The Mid-Atlantic Renewable Energy Coalition (MAREC) Action shines a light on one of the most pressing barriers to Virginia’s clean energy future: inconsistent local solar siting regulations.
According to the University of Virginia’s Weldon Cooper Center Solar Database, currently more than half of Virginia’s counties have either banned or significantly restricted utility-scale solar development. From strict acreage caps to conflicting land-use rules, many local governments have created a regulatory framework that makes it nearly impossible to implement new solar projects effectively. In 2024, more utility-scale solar projects were denied or withdrawn than approved: a first in over ten years and a clear call to action.

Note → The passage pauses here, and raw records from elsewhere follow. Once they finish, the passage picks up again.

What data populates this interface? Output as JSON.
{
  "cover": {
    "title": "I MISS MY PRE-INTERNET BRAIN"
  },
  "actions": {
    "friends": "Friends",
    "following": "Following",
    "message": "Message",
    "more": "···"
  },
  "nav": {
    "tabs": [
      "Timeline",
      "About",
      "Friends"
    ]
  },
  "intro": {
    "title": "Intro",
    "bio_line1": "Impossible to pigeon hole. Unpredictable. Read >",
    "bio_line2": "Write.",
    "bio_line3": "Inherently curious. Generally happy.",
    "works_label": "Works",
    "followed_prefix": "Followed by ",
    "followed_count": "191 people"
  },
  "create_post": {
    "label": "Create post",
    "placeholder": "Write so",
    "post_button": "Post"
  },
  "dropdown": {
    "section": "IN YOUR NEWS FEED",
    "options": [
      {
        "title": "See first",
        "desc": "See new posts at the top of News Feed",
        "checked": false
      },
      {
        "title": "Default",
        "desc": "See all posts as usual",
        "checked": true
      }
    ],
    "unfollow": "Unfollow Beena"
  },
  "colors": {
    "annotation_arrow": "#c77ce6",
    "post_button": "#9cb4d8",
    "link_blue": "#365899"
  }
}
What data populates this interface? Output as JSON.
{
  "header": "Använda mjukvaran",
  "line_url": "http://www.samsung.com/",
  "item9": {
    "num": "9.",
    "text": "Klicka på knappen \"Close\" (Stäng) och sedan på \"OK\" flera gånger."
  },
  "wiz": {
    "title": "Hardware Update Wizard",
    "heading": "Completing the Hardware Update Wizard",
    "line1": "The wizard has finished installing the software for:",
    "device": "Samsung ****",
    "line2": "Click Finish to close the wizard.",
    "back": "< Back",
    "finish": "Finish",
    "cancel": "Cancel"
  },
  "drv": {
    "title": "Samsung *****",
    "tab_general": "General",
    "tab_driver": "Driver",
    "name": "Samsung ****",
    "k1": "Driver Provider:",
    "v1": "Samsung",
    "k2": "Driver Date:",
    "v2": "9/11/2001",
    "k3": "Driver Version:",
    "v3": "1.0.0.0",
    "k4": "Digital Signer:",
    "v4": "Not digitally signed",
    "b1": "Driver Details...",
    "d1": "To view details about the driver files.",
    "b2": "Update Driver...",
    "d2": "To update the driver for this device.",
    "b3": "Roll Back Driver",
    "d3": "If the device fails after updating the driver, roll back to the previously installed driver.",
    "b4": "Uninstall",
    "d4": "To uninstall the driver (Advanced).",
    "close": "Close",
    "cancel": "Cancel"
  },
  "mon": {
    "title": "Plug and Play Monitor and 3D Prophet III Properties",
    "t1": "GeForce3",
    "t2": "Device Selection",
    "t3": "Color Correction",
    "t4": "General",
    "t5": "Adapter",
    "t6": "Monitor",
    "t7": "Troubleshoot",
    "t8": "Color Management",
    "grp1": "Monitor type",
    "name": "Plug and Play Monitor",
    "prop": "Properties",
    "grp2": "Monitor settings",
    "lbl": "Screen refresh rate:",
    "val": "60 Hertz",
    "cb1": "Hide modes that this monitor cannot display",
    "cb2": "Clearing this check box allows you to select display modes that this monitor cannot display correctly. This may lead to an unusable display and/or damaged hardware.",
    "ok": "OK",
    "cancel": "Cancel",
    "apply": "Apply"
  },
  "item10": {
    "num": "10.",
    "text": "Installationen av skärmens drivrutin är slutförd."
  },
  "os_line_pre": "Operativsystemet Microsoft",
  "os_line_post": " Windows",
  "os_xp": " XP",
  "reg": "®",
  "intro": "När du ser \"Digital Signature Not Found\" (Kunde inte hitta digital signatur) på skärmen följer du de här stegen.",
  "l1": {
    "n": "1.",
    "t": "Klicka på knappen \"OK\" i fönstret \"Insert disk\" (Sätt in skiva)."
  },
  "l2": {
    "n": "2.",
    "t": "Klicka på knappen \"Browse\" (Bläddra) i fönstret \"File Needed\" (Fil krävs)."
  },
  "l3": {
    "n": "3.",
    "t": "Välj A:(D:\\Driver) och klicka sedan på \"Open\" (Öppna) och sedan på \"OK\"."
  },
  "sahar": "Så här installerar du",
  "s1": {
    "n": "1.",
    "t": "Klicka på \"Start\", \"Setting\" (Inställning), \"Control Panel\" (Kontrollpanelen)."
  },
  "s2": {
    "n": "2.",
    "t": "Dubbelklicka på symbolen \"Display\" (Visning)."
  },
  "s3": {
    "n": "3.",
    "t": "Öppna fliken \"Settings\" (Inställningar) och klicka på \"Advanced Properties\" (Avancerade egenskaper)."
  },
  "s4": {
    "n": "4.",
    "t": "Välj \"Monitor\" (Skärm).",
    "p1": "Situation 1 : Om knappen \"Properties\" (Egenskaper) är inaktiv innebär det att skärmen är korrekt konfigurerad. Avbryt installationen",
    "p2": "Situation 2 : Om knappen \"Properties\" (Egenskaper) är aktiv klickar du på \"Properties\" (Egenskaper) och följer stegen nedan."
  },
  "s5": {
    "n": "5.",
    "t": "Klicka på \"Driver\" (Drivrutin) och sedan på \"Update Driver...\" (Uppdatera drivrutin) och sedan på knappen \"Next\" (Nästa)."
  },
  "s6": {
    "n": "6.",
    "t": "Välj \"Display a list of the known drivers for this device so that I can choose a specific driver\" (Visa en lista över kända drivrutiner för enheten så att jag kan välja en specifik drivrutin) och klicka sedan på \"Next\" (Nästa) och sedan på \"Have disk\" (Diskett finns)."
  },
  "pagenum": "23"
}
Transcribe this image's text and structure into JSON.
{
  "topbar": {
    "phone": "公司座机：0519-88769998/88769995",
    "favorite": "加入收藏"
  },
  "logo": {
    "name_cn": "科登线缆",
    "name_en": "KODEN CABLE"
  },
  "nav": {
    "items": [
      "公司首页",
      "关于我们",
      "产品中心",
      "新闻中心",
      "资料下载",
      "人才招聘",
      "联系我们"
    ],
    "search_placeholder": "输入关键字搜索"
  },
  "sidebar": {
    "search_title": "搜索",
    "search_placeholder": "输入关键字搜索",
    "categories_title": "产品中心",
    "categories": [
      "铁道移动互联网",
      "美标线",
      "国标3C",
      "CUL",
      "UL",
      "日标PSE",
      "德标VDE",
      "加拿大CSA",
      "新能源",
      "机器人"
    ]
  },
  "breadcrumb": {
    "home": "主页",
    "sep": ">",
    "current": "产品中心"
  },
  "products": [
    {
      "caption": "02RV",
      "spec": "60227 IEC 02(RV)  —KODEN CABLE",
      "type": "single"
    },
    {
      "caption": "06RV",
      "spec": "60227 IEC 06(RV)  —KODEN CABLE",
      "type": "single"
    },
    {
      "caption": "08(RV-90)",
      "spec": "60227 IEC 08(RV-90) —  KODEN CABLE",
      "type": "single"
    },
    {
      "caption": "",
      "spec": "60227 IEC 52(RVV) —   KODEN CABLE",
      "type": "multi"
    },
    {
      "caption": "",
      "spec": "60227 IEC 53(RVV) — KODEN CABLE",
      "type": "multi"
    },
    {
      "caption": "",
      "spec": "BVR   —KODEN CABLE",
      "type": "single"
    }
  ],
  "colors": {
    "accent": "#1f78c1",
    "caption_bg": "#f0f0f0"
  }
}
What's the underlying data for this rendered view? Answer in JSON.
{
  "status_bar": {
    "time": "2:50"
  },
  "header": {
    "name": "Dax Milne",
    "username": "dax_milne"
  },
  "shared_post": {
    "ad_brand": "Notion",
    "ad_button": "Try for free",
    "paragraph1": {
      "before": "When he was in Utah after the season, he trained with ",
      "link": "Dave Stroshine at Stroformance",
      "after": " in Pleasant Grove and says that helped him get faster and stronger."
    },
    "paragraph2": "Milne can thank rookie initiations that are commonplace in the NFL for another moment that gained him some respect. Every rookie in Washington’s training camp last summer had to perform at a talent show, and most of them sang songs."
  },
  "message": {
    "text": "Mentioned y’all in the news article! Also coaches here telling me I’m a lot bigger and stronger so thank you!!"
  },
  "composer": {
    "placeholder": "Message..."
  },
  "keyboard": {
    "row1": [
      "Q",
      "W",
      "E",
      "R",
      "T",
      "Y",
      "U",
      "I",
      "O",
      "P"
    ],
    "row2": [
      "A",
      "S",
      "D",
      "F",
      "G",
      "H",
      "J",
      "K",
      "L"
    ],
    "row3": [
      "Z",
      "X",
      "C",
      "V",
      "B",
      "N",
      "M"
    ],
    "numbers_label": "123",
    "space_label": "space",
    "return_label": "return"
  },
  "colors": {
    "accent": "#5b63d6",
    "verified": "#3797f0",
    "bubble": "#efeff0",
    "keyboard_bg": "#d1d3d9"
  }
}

Yet the opportunity for Virginia to lead in utility-scale solar development remains enormous. To meet Virginia’s 16,100 MW solar energy target under the Virginia Clean Economy Act (VCEA), developers would need just 2.1% of the state’s farmland. That’s a small footprint with a big return, as these developments would create thousands of megawatts of clean, affordable energy and new economic opportunities for rural communities across Virginia.
Some have suggested focusing on brownfields instead of farmland, but the data shows that brownfield development is at least 30% more expensive due to environmental remediation, regulatory hurdles, and long-term compliance costs. For Virginia to meet its clean energy goals affordably and on time, we need policy that enables smart, scalable siting rather than more red tape.